Each pool has a minimum share (guaranteed share) defined in the config. Any excess capacity is divided between pools according to fair sharing, as in the current scheduler.
I'm wondering if there's a way to simplify this a little more. Suppose pools only have a minimum (guaranteed) share, which you can also think of as a pool's fair share. Any excess capacity is simply claimed by pools that are 'running behind'. So, a scheduler would first pick a pool based on how much the pool is being utilized (which depends on how many tasks the pool is running compared with its minimum/fair share). If pools running below capacity do not have a task to run, we'll eventually pick a pool that's running at/above capacity and give the slot to it. That way, you don't need a notion of two numbers for a pool - minimum and fairshare - and you don't need to explicitly compute excess capacity and redistribute it among pools. Does that make sense? Or do you still feel you need the notion of both a min share and a fair share?

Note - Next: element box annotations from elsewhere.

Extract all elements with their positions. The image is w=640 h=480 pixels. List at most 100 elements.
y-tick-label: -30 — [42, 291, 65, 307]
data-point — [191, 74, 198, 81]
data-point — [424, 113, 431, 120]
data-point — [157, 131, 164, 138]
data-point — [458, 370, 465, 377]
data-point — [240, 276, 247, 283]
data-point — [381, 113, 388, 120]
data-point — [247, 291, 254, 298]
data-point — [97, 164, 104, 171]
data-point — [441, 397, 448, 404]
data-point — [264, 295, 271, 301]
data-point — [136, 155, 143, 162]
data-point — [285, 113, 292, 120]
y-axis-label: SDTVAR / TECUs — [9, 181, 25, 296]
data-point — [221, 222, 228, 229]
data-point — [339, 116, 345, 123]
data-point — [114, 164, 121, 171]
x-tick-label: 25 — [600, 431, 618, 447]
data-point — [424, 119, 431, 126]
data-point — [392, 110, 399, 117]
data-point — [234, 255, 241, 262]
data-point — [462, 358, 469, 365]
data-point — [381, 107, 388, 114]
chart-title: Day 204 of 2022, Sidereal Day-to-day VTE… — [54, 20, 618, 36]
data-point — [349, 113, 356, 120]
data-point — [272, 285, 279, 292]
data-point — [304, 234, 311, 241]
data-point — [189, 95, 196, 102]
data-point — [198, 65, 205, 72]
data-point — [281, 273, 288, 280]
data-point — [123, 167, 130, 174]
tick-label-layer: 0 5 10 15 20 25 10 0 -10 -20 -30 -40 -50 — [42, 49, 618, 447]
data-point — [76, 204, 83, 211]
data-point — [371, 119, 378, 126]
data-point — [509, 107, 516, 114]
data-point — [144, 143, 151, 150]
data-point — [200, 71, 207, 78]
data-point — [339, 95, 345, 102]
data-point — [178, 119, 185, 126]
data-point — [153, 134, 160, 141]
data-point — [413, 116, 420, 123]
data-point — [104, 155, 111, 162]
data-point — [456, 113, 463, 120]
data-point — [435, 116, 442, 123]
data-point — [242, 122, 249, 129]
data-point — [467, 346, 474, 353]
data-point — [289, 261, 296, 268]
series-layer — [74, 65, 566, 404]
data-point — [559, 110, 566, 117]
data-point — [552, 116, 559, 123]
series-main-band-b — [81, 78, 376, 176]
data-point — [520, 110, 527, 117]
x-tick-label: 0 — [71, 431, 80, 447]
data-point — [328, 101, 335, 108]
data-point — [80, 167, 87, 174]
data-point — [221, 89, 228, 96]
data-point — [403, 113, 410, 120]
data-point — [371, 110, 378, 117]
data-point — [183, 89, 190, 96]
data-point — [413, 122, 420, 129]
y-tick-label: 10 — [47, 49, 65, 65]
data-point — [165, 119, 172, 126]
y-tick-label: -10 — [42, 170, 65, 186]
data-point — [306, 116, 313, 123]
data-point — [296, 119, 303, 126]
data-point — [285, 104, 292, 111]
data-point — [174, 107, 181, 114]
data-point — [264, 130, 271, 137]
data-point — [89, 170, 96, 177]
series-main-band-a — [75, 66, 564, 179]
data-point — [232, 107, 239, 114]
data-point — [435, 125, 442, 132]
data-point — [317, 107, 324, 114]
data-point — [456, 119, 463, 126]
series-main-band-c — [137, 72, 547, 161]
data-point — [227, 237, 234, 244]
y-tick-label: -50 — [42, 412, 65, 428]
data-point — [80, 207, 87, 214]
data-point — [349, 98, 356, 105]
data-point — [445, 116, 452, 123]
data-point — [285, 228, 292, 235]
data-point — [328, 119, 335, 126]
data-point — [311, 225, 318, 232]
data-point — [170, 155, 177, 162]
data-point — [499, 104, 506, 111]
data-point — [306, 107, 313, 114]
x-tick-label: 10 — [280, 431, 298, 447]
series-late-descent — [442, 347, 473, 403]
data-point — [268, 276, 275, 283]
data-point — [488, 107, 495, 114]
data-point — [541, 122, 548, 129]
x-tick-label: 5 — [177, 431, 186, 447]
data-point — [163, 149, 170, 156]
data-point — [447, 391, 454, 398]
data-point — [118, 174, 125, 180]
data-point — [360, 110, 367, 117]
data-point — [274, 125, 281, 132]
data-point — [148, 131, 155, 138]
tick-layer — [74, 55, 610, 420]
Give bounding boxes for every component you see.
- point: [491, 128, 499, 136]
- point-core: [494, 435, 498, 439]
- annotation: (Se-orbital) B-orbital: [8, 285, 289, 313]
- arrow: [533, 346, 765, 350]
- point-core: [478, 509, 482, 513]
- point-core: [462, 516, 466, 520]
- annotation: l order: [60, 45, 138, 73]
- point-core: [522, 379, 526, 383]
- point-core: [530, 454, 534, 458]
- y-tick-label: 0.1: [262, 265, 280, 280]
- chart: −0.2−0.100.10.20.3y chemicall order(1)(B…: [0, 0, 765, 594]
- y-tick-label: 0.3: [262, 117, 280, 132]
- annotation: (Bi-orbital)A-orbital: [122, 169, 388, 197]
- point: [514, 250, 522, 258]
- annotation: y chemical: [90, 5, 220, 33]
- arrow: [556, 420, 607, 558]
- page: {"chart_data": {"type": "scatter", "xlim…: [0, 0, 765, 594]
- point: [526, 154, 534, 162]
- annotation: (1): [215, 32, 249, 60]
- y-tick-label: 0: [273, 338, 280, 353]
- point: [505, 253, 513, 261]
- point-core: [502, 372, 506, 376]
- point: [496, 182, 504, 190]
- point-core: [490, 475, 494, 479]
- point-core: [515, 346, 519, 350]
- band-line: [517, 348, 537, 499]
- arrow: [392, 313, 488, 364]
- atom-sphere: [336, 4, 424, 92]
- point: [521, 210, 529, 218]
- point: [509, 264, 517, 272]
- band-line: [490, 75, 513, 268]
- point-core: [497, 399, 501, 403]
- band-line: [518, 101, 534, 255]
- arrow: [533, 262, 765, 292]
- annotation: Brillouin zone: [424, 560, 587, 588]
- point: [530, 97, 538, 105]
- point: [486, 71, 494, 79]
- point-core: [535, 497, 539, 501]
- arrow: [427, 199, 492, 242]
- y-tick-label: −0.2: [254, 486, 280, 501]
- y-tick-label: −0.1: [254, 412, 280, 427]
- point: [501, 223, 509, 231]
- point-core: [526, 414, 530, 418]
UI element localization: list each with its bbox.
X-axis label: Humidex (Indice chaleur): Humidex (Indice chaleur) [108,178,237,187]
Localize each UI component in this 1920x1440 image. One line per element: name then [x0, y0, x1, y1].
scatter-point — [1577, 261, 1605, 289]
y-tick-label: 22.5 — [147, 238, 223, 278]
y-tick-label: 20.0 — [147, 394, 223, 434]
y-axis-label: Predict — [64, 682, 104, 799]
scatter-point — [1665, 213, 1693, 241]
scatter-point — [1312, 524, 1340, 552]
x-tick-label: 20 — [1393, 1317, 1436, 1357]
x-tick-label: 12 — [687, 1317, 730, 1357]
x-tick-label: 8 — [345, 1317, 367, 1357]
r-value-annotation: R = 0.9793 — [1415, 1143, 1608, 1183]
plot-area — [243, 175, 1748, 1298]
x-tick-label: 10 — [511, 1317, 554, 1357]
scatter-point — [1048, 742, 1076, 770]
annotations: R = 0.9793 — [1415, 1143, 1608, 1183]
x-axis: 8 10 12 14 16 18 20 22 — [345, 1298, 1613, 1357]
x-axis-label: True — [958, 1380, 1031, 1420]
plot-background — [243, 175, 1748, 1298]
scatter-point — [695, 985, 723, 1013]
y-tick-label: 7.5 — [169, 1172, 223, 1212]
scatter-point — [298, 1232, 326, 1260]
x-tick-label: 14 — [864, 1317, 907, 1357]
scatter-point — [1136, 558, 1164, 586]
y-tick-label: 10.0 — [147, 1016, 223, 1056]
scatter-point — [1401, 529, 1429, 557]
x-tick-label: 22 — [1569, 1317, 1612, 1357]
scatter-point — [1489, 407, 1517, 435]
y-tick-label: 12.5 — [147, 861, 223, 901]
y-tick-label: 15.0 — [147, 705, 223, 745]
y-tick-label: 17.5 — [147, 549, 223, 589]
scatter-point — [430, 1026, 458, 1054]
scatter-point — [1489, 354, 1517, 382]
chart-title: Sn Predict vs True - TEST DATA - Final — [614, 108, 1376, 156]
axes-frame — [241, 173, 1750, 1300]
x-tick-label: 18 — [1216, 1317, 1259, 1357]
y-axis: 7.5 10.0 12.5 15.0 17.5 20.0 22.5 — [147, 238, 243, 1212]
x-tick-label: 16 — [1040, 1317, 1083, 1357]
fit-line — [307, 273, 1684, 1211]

Now for the purpose of scheduling, we can have one big list of runnable jobs, each of which has a min share and a fair share.
Rather than having a global list of jobs, how about each pool just maintains its own list of jobs in the sorted order you mention? The scheduler first picks a pool as I detailed in my previous point, then you can pick a job based on the ordering you've mentioned. Sorting all jobs in the cluster is expensive. Sorting jobs in a single pool will be cheaper because there are fewer jobs.